6. THE GREAT TELESCOPE. The refracting telescope of the Lick Observatory wears the belt at present as the largest in the world. It has a clear aperture of thirty-six inches. A disk of flint-glass for the object-lens, thirty-eight inches across and one hundred and seventy kilogrammes in weight, was cast at the establishment of M. Feil, in Paris, early in 1882. It may be regarded as the highest triumph so far achieved in the art of optical glass-making. This great glass, it is supposed, will apparently bring the moon down to within thirty miles of the earth, and will no doubt spy out new worlds on the confines of creation which have never yet been gazed upon by man.
7. LICK OBSERVATORY. (Inner coast range. Elevation, 4440 feet.) Situated about fifty-five miles southeast of San Francisco, Mount Hamilton lies far enough inland to escape the sea-fog, which rarely drifts up to its lofty crest, the best authorities granting it to be the finest observing location in the United States. The late James Lick selected this spot himself, spending a night upon this lonely summit after he had passed his eightieth year, and made a clause in his will granting $700,000 for the erection of a telescope " superior to, and more powerful than, any ever yet made." At the present writing the observatory is about completed, and ready to be turned over to the State University, and is already classed as one of California's great wonders, being all and more than its famous projector had dreamed of.

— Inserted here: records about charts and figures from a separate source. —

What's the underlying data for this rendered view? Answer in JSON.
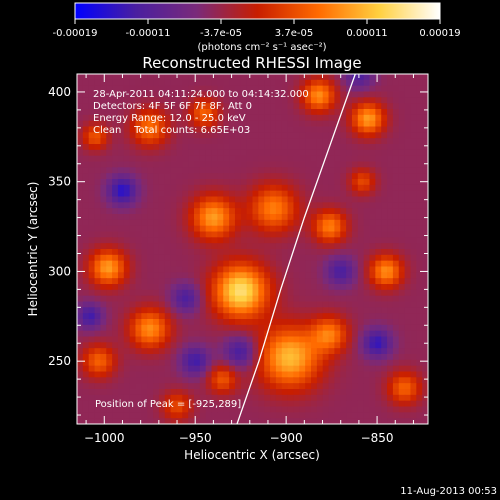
{
  "chart_data": {
    "type": "heatmap",
    "title": "Reconstructed RHESSI Image",
    "xlabel": "Heliocentric X (arcsec)",
    "ylabel": "Heliocentric Y (arcsec)",
    "xlim": [
      -1015,
      -822
    ],
    "ylim": [
      215,
      410
    ],
    "xticks": [
      -1000,
      -950,
      -900,
      -850
    ],
    "yticks": [
      250,
      300,
      350,
      400
    ],
    "grid": false,
    "colorbar": {
      "position": "top",
      "range": [
        -0.00019,
        0.00019
      ],
      "ticks": [
        "-0.00019",
        "-0.00011",
        "-3.7e-05",
        "3.7e-05",
        "0.00011",
        "0.00019"
      ],
      "unit_label": "(photons cm⁻² s⁻¹ asec⁻²)",
      "colormap": [
        "#0000ff",
        "#4a1fa0",
        "#7a2a7a",
        "#c81e00",
        "#ff6a00",
        "#ffd040",
        "#ffffff"
      ]
    },
    "annotations": [
      "28-Apr-2011 04:11:24.000 to 04:14:32.000",
      "Detectors: 4F 5F 6F 7F 8F, Att 0",
      "Energy Range: 12.0 - 25.0 keV",
      "Clean    Total counts: 6.65E+03"
    ],
    "peak_label": "Position of Peak = [-925,289]",
    "peak": {
      "x": -925,
      "y": 289
    },
    "limb_curve": [
      {
        "x": -927,
        "y": 215
      },
      {
        "x": -915,
        "y": 250
      },
      {
        "x": -903,
        "y": 290
      },
      {
        "x": -890,
        "y": 330
      },
      {
        "x": -876,
        "y": 370
      },
      {
        "x": -862,
        "y": 410
      }
    ],
    "sources": [
      {
        "x": -925,
        "y": 289,
        "v": 0.00019,
        "r": 15
      },
      {
        "x": -898,
        "y": 252,
        "v": 0.00016,
        "r": 17
      },
      {
        "x": -907,
        "y": 335,
        "v": 0.00012,
        "r": 13
      },
      {
        "x": -975,
        "y": 268,
        "v": 0.00013,
        "r": 11
      },
      {
        "x": -998,
        "y": 302,
        "v": 0.00014,
        "r": 10
      },
      {
        "x": -1003,
        "y": 250,
        "v": 0.0001,
        "r": 9
      },
      {
        "x": -940,
        "y": 330,
        "v": 0.00014,
        "r": 12
      },
      {
        "x": -876,
        "y": 265,
        "v": 0.00011,
        "r": 10
      },
      {
        "x": -876,
        "y": 325,
        "v": 0.00012,
        "r": 9
      },
      {
        "x": -845,
        "y": 300,
        "v": 0.00013,
        "r": 9
      },
      {
        "x": -855,
        "y": 385,
        "v": 0.00014,
        "r": 9
      },
      {
        "x": -882,
        "y": 398,
        "v": 0.00013,
        "r": 9
      },
      {
        "x": -975,
        "y": 380,
        "v": 0.00011,
        "r": 10
      },
      {
        "x": -1005,
        "y": 375,
        "v": 9e-05,
        "r": 7
      },
      {
        "x": -945,
        "y": 388,
        "v": 0.0001,
        "r": 8
      },
      {
        "x": -835,
        "y": 235,
        "v": 0.0001,
        "r": 9
      },
      {
        "x": -935,
        "y": 240,
        "v": 9e-05,
        "r": 8
      },
      {
        "x": -858,
        "y": 350,
        "v": 8e-05,
        "r": 7
      },
      {
        "x": -960,
        "y": 225,
        "v": 8e-05,
        "r": 8
      },
      {
        "x": -925,
        "y": 255,
        "v": -9e-05,
        "r": 9
      },
      {
        "x": -990,
        "y": 345,
        "v": -0.00011,
        "r": 8
      },
      {
        "x": -955,
        "y": 285,
        "v": -8e-05,
        "r": 8
      },
      {
        "x": -950,
        "y": 250,
        "v": -9e-05,
        "r": 8
      },
      {
        "x": -850,
        "y": 260,
        "v": -0.0001,
        "r": 8
      },
      {
        "x": -870,
        "y": 300,
        "v": -8e-05,
        "r": 8
      },
      {
        "x": -1008,
        "y": 275,
        "v": -9e-05,
        "r": 7
      },
      {
        "x": -860,
        "y": 410,
        "v": -8e-05,
        "r": 8
      }
    ]
  },
  "footer": {
    "date": "11-Aug-2013 00:53"
  }
}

8 & 15. CHINESE BUILDINGS. Chinatown as a whole (sometimes spelled without a w), is doubtless a rather deep-stained blot on the fair escutcheon of San Francisco. But there are some redeeming features of interest in it one in particular being the queer things sold and eaten, which look like neither fish, flesh, nor fowl, and yet a combination of all three. Travellers should take a walk -through the stores, and notice among other things the stolid and highly philosophical way the Celestials have of dispensing groceries and other strange-looking and questionable edibles; but if they want a really good cup of tea, or a splendid dinner, don't go to a Chinese restaurant!